Selber schuld!: Ein Wegweiser aus seelischen Sackgassen (German Edition)
Besonders problematisch ist, wenn »Erinnern« belohnt, »Verdrängen« hingegen emotional bestraft wird. Ein klassisches Beispiel ist, dass der Therapeut meint, bei diesen Symptomen müsse (sic!) in der Kindheit ein Missbrauch vorgefallen sein. Der Klient möge nachdenken. Falls der sich an nichts erinnert, könnte der Therapeut – wenn er schon Gefallen an seinem Erklärungsmodell gefunden hat – enttäuscht antworten, dass der Klient also weiter zu verdrängen gedenke und wen er denn damit schützen wolle. Schließlich kann sich der Klient doch ganz dunkel an einen großen Penis erinnern, und die Geschichte nimmt ihren Lauf. Auffällig ist, dass manche Therapeuten bei den meisten ihrer Patienten einen Missbrauch im Hintergrund sehen – und oft vor ihren Patienten.
Gerichtspsychiater können ein Lied davon singen, was die menschliche Phantasie alles zustande bringt. Durch den Opfer-Hype mit Entschädigungsautomatik ist hier eine gefährliche Dynamik ins Rollen gekommen, die wir noch nicht ausreichend unter Kontrolle haben. Diese Entwicklung ist auch für die tatsächlichen Opfer von Verbrechen gefährlich, denn es lässt sich voraussehen, dass irgendwann die öffentliche Stimmung kippt und das Kind mit dem Bade ausgeschüttet wird.
FALL 13: Frau Nadean Cool, eine 33-jährige Pflegehelferin im US-Bundesstaat Wisconsin, entscheidet sich 1986, eine Psychotherapie zu machen, um mit einer Traumatisierung ihrer eigenen Tochter besser umgehen zu können.
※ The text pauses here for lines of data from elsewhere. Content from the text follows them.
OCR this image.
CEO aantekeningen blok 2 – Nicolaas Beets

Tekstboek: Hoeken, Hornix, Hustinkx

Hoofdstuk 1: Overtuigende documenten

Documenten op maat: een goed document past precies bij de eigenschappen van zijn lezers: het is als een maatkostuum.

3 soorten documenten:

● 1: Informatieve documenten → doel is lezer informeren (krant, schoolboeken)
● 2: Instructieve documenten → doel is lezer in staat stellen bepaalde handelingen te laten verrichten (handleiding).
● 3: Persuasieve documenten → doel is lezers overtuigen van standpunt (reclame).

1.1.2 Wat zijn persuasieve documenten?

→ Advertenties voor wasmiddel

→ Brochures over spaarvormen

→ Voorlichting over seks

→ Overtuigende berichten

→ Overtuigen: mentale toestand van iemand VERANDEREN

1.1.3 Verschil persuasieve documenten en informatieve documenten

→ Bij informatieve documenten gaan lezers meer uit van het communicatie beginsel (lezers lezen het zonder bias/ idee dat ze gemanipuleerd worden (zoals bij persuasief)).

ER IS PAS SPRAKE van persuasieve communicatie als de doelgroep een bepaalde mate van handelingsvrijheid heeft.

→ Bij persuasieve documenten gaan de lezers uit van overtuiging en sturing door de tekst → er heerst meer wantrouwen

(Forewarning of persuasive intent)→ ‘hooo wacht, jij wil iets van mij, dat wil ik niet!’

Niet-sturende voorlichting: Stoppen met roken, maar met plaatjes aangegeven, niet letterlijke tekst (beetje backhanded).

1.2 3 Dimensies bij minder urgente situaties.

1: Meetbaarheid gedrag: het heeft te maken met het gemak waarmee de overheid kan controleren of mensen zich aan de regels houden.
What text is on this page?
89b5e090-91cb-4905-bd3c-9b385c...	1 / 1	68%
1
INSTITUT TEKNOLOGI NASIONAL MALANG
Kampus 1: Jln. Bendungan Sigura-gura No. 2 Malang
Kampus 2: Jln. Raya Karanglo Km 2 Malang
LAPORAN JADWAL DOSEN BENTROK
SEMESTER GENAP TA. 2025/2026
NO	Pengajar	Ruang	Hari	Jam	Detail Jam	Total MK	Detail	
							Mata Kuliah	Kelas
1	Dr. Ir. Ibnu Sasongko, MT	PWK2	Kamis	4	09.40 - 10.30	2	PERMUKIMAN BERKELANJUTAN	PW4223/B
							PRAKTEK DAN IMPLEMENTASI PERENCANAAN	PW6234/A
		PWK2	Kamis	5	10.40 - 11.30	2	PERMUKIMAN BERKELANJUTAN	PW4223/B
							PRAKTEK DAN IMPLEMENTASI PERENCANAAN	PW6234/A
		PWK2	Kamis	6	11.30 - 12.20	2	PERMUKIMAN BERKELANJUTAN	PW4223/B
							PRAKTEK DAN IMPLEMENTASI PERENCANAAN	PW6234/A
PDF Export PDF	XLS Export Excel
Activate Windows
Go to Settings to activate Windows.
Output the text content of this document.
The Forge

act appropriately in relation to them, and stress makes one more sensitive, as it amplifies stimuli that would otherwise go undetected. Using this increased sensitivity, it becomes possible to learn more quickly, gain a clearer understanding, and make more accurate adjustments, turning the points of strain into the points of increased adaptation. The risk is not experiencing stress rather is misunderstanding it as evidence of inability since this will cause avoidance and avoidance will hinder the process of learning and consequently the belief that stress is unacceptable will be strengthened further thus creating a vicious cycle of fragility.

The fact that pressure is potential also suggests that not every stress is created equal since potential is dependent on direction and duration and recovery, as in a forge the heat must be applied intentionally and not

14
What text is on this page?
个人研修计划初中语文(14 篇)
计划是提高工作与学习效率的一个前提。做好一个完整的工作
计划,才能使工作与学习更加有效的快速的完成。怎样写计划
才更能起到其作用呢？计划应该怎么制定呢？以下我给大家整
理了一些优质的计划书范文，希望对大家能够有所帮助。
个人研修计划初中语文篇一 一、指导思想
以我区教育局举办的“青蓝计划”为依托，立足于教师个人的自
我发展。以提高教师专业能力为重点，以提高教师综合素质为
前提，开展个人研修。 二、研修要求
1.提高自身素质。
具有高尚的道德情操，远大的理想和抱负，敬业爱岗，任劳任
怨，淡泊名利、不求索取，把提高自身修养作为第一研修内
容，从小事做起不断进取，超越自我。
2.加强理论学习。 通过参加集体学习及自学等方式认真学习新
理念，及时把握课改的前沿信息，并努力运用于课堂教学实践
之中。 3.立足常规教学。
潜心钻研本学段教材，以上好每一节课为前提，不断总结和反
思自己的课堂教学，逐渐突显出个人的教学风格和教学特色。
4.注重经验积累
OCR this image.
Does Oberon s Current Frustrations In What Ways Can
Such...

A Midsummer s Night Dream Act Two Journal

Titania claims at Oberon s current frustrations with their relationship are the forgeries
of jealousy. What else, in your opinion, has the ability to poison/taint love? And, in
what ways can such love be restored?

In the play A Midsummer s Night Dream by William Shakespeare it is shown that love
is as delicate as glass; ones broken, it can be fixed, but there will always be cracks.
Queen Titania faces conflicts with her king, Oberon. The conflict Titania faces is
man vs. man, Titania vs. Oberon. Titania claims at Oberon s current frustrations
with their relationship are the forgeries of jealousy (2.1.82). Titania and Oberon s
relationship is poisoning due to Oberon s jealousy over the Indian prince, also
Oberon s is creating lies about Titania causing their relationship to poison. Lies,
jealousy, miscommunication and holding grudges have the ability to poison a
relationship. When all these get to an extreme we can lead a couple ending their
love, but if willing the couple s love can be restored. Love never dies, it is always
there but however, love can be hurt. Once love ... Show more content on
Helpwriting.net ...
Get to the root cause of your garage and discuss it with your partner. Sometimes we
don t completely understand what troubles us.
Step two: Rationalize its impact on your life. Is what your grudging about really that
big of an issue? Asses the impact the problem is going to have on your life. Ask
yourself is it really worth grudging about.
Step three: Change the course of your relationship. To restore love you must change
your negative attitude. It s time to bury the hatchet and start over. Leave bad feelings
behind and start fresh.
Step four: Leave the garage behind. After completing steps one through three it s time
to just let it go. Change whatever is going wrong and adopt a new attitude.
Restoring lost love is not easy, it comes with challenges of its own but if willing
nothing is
Der Therapeut meint schnell einmal, eine so heftige Reaktion auf die Traumatisierung der Tochter lasse auf eine eigene Traumatisierung schließen. Er macht sich gezielt auf die Suche, setzt unter anderem Hypnose in Kombination mit Suggestivfragen ein, um verborgene und verdrängte, vom Bewusstsein abgespaltene Ereignisse wieder erinnerlich zu machen. Tatsächlich »erinnert« sich Frau Cool im Laufe der Therapie, ermutigt durch die Fragen und das Interesse des Therapeuten, an immer mehr Details von Horrorszenarien in ihrer Kindheit. Sie sei Opfer einer satanischen Sekte gewesen. Damals sei sie unter anderem im Blut von Menschenopfern diese Sekte gewatet, habe Säuglinge verspeist und den Mord an ihrer achtjährigen Freundin mit ansehen müssen. Sie sei oftmals vergewaltigt sowie gezwungen worden, mit Tieren zu kopulieren. Schließlich glaubt sie, mehr als 120 Persönlichkeiten in sich zu haben – von Menschen, Engeln und sogar von einer Ente. Diese Persönlichkeiten, so erklärt der Therapeut, hätten sich wegen all der Missbrauchshandlungen von ihrer Ursprungspersönlichkeit abgespalten. Als Nadean Cool schließlich zur Besinnung kommt und begreift, dass diese Erinnerungen vom Therapeuten durch Suggestivfragen induziert worden sind, beendet sie die Therapie und zeigt ihn wegen Kurpfuscherei an. Im März 1997 wird das Verfahren durch einen außergerichtlichen Vergleich beendet, bei dem der Therapeut 2,4 Millionen Dollar Schadensersatz zahlen muss.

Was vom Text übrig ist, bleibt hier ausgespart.